INVESTIGADORES
SANTOS Javier
artículos
Título:
Direct Cysteine Desulfurase Activity Determination by NMR and the Study of the Functional Role of Key Structural Elements of Human NFS1
Autor/es:
SEWELL, KARL E.; GOLA, GABRIEL F.; PIGNATARO, MARÍA FLORENCIA; HERRERA, MARÍA GEORGINA; NOGUERA, MARTÍN E.; OLMOS, JUSTO; RAMÍREZ, JAVIER A.; CAPECE, LUCIANA; ARAN, MARTÍN; SANTOS, JAVIER
Revista:
ACS CHEMICAL BIOLOGY
Editorial:
AMER CHEMICAL SOC
Referencias:
Año: 2023 vol. 18 p. 1534 - 1547
ISSN:
1554-8929
Resumen:
The mitochondrial cysteine desulfurase NFS1 is an essential PLP-dependent enzyme involved in iron-sulfur cluster assembly. The enzyme catalyzes the desulfurization of the l-Cys substrate, producing a persulfide and l-Ala as products. In this study, we set the measurement of the product l-Ala by NMR in vitro by means of 1H NMR spectra acquisition. This methodology provided us with the possibility of monitoring the reaction in both fixed-time and real-time experiments, with high sensitivity and accuracy. By studying I452A, W454A, Q456A, and H457A NFS1 variants, we found that the C-terminal stretch (CTS) of the enzyme is critical for function.
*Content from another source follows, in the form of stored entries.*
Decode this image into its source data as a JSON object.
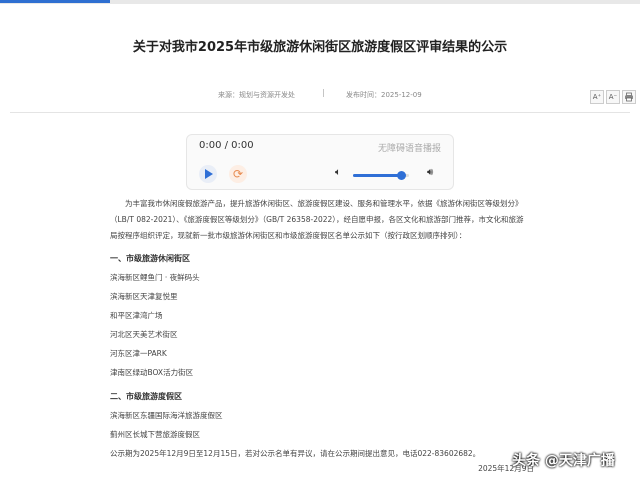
{
  "article": {
    "title": "关于对我市2025年市级旅游休闲街区旅游度假区评审结果的公示",
    "source": "来源：规划与资源开发处",
    "separator": "|",
    "publish_time": "发布时间：2025-12-09"
  },
  "tools": {
    "font_larger": "A⁺",
    "font_smaller": "A⁻",
    "print_icon": "print-icon"
  },
  "player": {
    "time": "0:00 / 0:00",
    "a11y_label": "无障碍语音播报",
    "volume_fraction": 0.85
  },
  "content": {
    "intro": "为丰富我市休闲度假旅游产品，提升旅游休闲街区、旅游度假区建设、服务和管理水平，依据《旅游休闲街区等级划分》（LB/T 082-2021）、《旅游度假区等级划分》（GB/T 26358-2022），经自愿申报，各区文化和旅游部门推荐，市文化和旅游局按程序组织评定，现就新一批市级旅游休闲街区和市级旅游度假区名单公示如下（按行政区划顺序排列）：",
    "section1_heading": "一、市级旅游休闲街区",
    "section1_items": [
      "滨海新区鲤鱼门 · 夜鲜码头",
      "滨海新区天津复悦里",
      "和平区津湾广场",
      "河北区天美艺术街区",
      "河东区津一PARK",
      "津南区绿动BOX活力街区"
    ],
    "section2_heading": "二、市级旅游度假区",
    "section2_items": [
      "滨海新区东疆国际海洋旅游度假区",
      "蓟州区长城下营旅游度假区"
    ],
    "notice": "公示期为2025年12月9日至12月15日，若对公示名单有异议，请在公示期间提出意见，电话022-83602682。",
    "date": "2025年12月9日"
  },
  "watermark": "头条 @天津广播"
}
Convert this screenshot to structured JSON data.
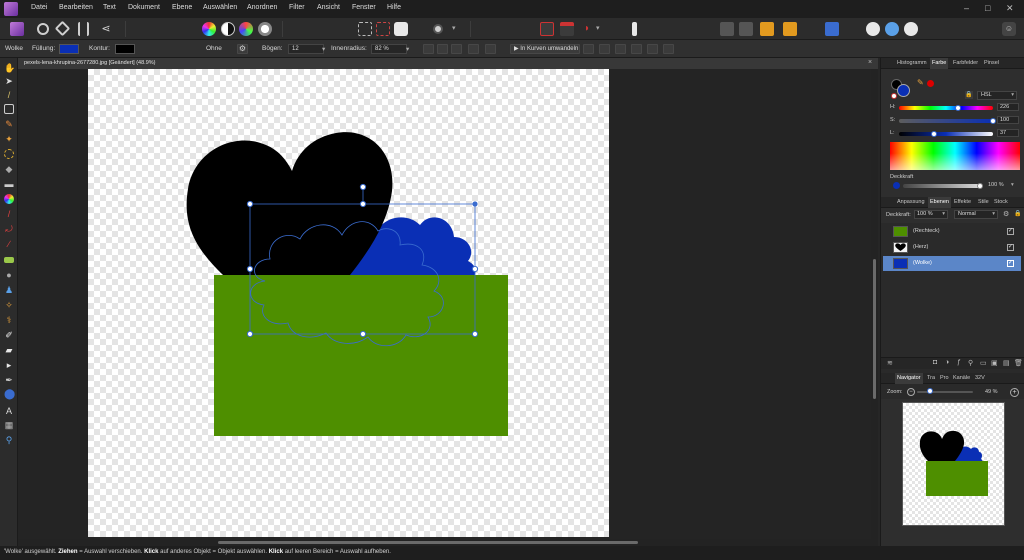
{
  "menubar": {
    "items": [
      "Datei",
      "Bearbeiten",
      "Text",
      "Dokument",
      "Ebene",
      "Auswählen",
      "Anordnen",
      "Filter",
      "Ansicht",
      "Fenster",
      "Hilfe"
    ]
  },
  "context": {
    "tool_name": "Wolke",
    "fill_label": "Füllung:",
    "stroke_label": "Kontur:",
    "stroke_value": "Ohne",
    "arcs_label": "Bögen:",
    "arcs_value": "12",
    "inner_radius_label": "Innenradius:",
    "inner_radius_value": "82 %",
    "convert_curves_label": "In Kurven umwandeln",
    "fill_color": "#0a2fb5",
    "stroke_color": "#000000"
  },
  "document": {
    "tab_title": "pexels-lena-khrupina-2677280.jpg [Geändert] (48.9%)"
  },
  "colors": {
    "heart": "#000000",
    "cloud": "#0a2fb5",
    "rectangle": "#4e8f00",
    "selection": "#3a6ccf"
  },
  "panels": {
    "top_tabs": [
      "Histogramm",
      "Farbe",
      "Farbfelder",
      "Pinsel"
    ],
    "top_active": "Farbe",
    "color_model": "HSL",
    "hue": {
      "label": "H:",
      "value": "226",
      "fraction": 0.628
    },
    "saturation": {
      "label": "S:",
      "value": "100",
      "fraction": 1.0
    },
    "lightness": {
      "label": "L:",
      "value": "37",
      "fraction": 0.37
    },
    "opacity": {
      "label": "Deckkraft",
      "value": "100 %"
    },
    "mid_tabs": [
      "Anpassung",
      "Ebenen",
      "Effekte",
      "Stile",
      "Stock"
    ],
    "mid_active": "Ebenen",
    "layer_opacity_label": "Deckkraft:",
    "layer_opacity_value": "100 %",
    "blend_mode": "Normal",
    "layers": [
      {
        "name": "(Rechteck)",
        "checked": "✓",
        "color": "#4e8f00"
      },
      {
        "name": "(Herz)",
        "checked": "✓",
        "color": "#000000"
      },
      {
        "name": "(Wolke)",
        "checked": "✓",
        "color": "#0a2fb5"
      }
    ],
    "nav_tabs": [
      "Navigator",
      "Tra",
      "Pro",
      "Kanäle",
      "32V"
    ],
    "nav_active": "Navigator",
    "zoom_label": "Zoom:",
    "zoom_value": "49 %"
  },
  "status": {
    "text_part1": "'Wolke' ausgewählt. ",
    "bold1": "Ziehen",
    "text_part2": " = Auswahl verschieben. ",
    "bold2": "Klick",
    "text_part3": " auf anderes Objekt = Objekt auswählen. ",
    "bold3": "Klick",
    "text_part4": " auf leeren Bereich = Auswahl aufheben."
  }
}
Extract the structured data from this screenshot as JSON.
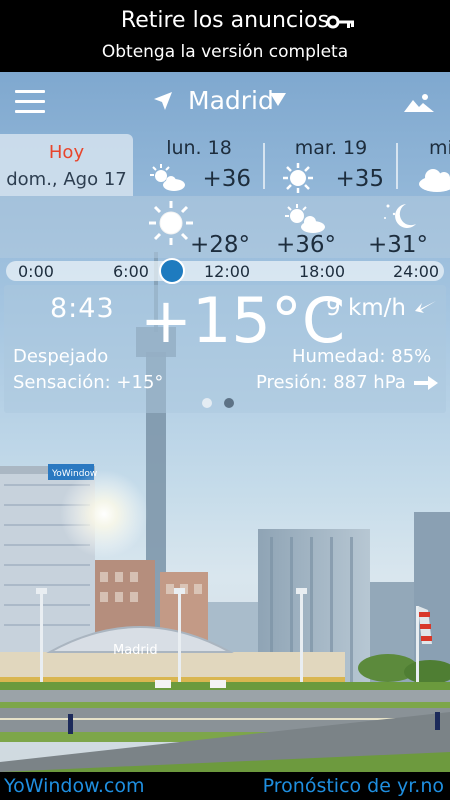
{
  "ad": {
    "line1": "Retire los anuncios",
    "line2": "Obtenga la versión completa",
    "icon": "key-icon"
  },
  "nav": {
    "city": "Madrid"
  },
  "days": {
    "today": {
      "name": "Hoy",
      "date": "dom., Ago 17"
    },
    "items": [
      {
        "name": "lun. 18",
        "temp": "+36",
        "icon": "sun-cloud-icon"
      },
      {
        "name": "mar. 19",
        "temp": "+35",
        "icon": "sun-icon"
      },
      {
        "name": "mi",
        "temp": "",
        "icon": "cloud-icon"
      }
    ]
  },
  "hourly": {
    "temps": [
      "+28°",
      "+36°",
      "+31°"
    ],
    "icons": [
      "sun-icon",
      "sun-cloud-icon",
      "moon-stars-icon"
    ],
    "times": [
      "0:00",
      "6:00",
      "12:00",
      "18:00",
      "24:00"
    ],
    "current_fraction": 0.29
  },
  "current": {
    "time": "8:43",
    "temp": "+15°C",
    "wind": "9 km/h",
    "condition": "Despejado",
    "feels_like": "Sensación: +15°",
    "humidity": "Humedad: 85%",
    "pressure": "Presión: 887 hPa",
    "page": 1,
    "pages": 2
  },
  "scene": {
    "stadium_sign": "Madrid",
    "billboard": "YoWindow"
  },
  "footer": {
    "left": "YoWindow.com",
    "right": "Pronóstico de yr.no"
  },
  "colors": {
    "today": "#e8452c",
    "accent": "#1e7bbf",
    "footer_link": "#1f8fe0"
  }
}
Specifically, mutation of the extremely conserved position W454 resulted in highly decreased activity. Additionally, we worked on two singular variants: ?GGG? and C158A. In the former, the catalytic Cys-loop was altered by including two Gly residues to increase the flexibility of this loop. This variant had significantly impaired activity, indicating that the Cys-loop motions are fine-tuned in the wild-type enzyme. In turn, for C158A, we found an unanticipated increase in l-Cys desulfurase activity. Furthermore, we carried out molecular dynamics simulations of the supercomplex dedicated to iron-sulfur cluster biosynthesis, which includes NFS1, ACP, ISD11, ISCU2, and FXN subunits. We identified CTS as a key element that established interactions with ISCU2 and FXN concurrently; we found specific interactions that are established when FXN is present, reinforcing the idea that FXN not only forms part of the iron-sulfur cluster assembly site but also modulates the internal motions of ISCU2.